For the past two years, NeMLA’s keynote speakers have evoked the image of barbarians at the gates, and they are not alone in their use of this powerful image. Barbarians evoke a particular kind of wildness and danger that continues to resonate in popular culture, from the Dothraki and Wildlings in Game of Thrones, to the raiders in Parable of the Sower. In response to NeMLA 2020’s theme, “Shaping and Sharing Identities: Spaces, Places, Languages and Cultures,” we invite presentations that interrogate the idea of barbarism in speculative fiction. How is the barbaric defined and located? Can the racist and colonialist implications of the term ever be shed or inverted? Can barbarity be located on the “inside,” such as the hyper-civilized but bloodthirsty residents of the Capital in The Hunger Games? What relationship does barbarism have with categories of monstrosity, otherness, and race? We particularly wish to cultivate a panel with diverse disciplinary approaches, and which includes scholars from a range of ethnic and socioeconomic backgrounds. To this end, we invite a brief bio with the abstract.

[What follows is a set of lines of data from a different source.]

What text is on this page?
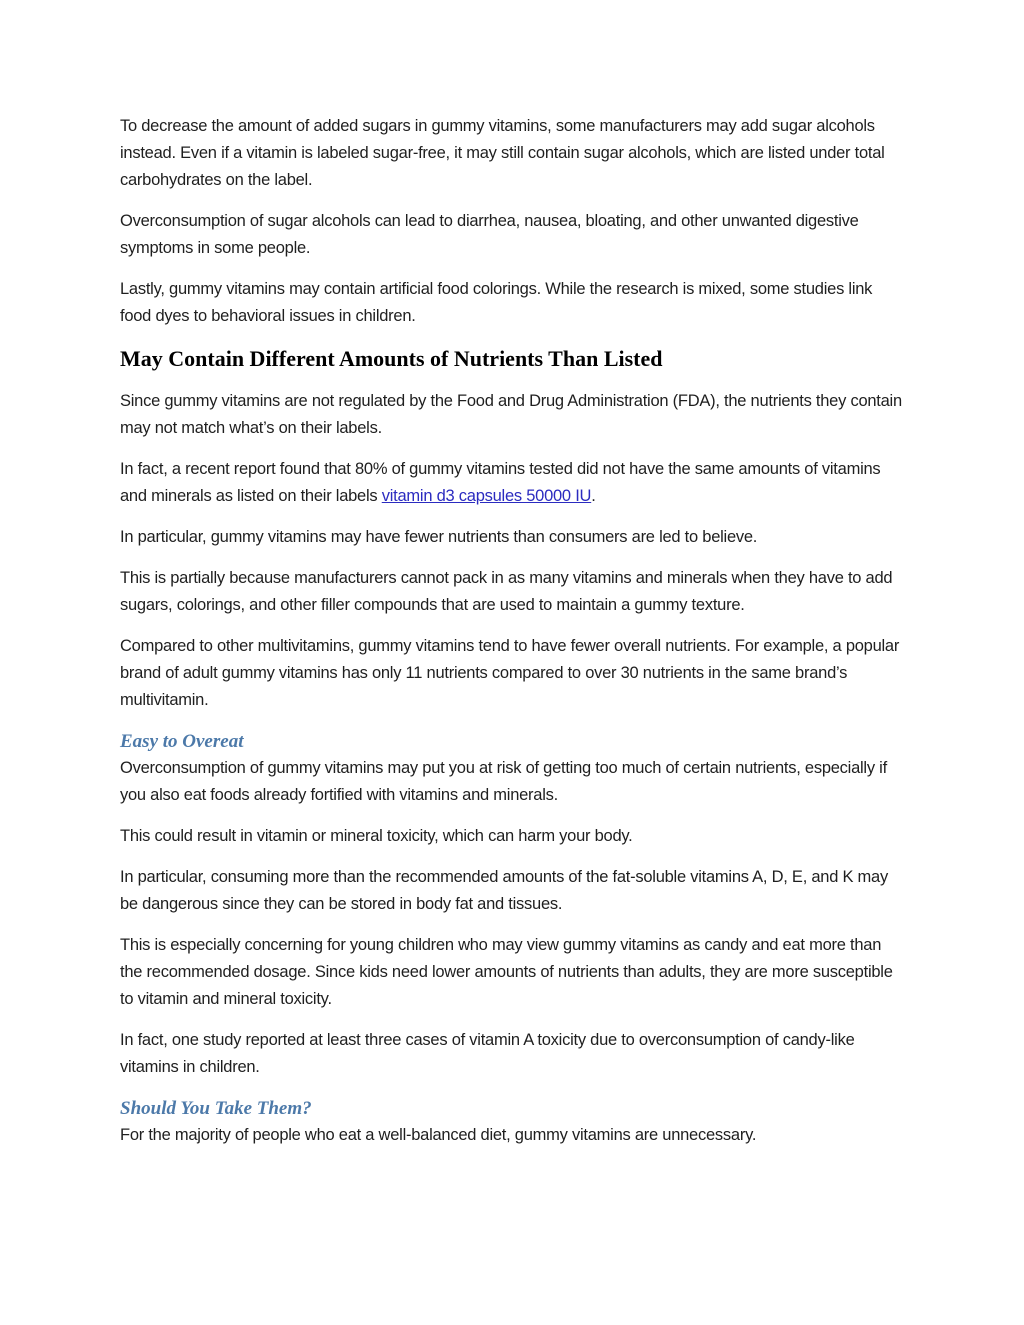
To decrease the amount of added sugars in gummy vitamins, some manufacturers may add sugar alcohols instead. Even if a vitamin is labeled sugar-free, it may still contain sugar alcohols, which are listed under total carbohydrates on the label.

Overconsumption of sugar alcohols can lead to diarrhea, nausea, bloating, and other unwanted digestive symptoms in some people.

Lastly, gummy vitamins may contain artificial food colorings. While the research is mixed, some studies link food dyes to behavioral issues in children.

May Contain Different Amounts of Nutrients Than Listed

Since gummy vitamins are not regulated by the Food and Drug Administration (FDA), the nutrients they contain may not match what’s on their labels.

In fact, a recent report found that 80% of gummy vitamins tested did not have the same amounts of vitamins and minerals as listed on their labels vitamin d3 capsules 50000 IU.

In particular, gummy vitamins may have fewer nutrients than consumers are led to believe.

This is partially because manufacturers cannot pack in as many vitamins and minerals when they have to add sugars, colorings, and other filler compounds that are used to maintain a gummy texture.

Compared to other multivitamins, gummy vitamins tend to have fewer overall nutrients. For example, a popular brand of adult gummy vitamins has only 11 nutrients compared to over 30 nutrients in the same brand’s multivitamin.

Easy to Overeat

Overconsumption of gummy vitamins may put you at risk of getting too much of certain nutrients, especially if you also eat foods already fortified with vitamins and minerals.

This could result in vitamin or mineral toxicity, which can harm your body.

In particular, consuming more than the recommended amounts of the fat-soluble vitamins A, D, E, and K may be dangerous since they can be stored in body fat and tissues.

This is especially concerning for young children who may view gummy vitamins as candy and eat more than the recommended dosage. Since kids need lower amounts of nutrients than adults, they are more susceptible to vitamin and mineral toxicity.

In fact, one study reported at least three cases of vitamin A toxicity due to overconsumption of candy-like vitamins in children.

Should You Take Them?

For the majority of people who eat a well-balanced diet, gummy vitamins are unnecessary.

Barbarians evoke a particular kind of wildness and danger that continues to resonate in popular culture. We invite presentations that interrogate the idea of barbarism in speculative fiction. Can the racist and colonialist implications of the term ever be shed or inverted? Can barbarity be located on the “inside?" What relationship does barbarism have with categories of monstrosity, otherness, and race? We particularly wish to cultivate a panel with diverse disciplinary approaches, and which includes scholars from a range of ethnic and socioeconomic backgrounds.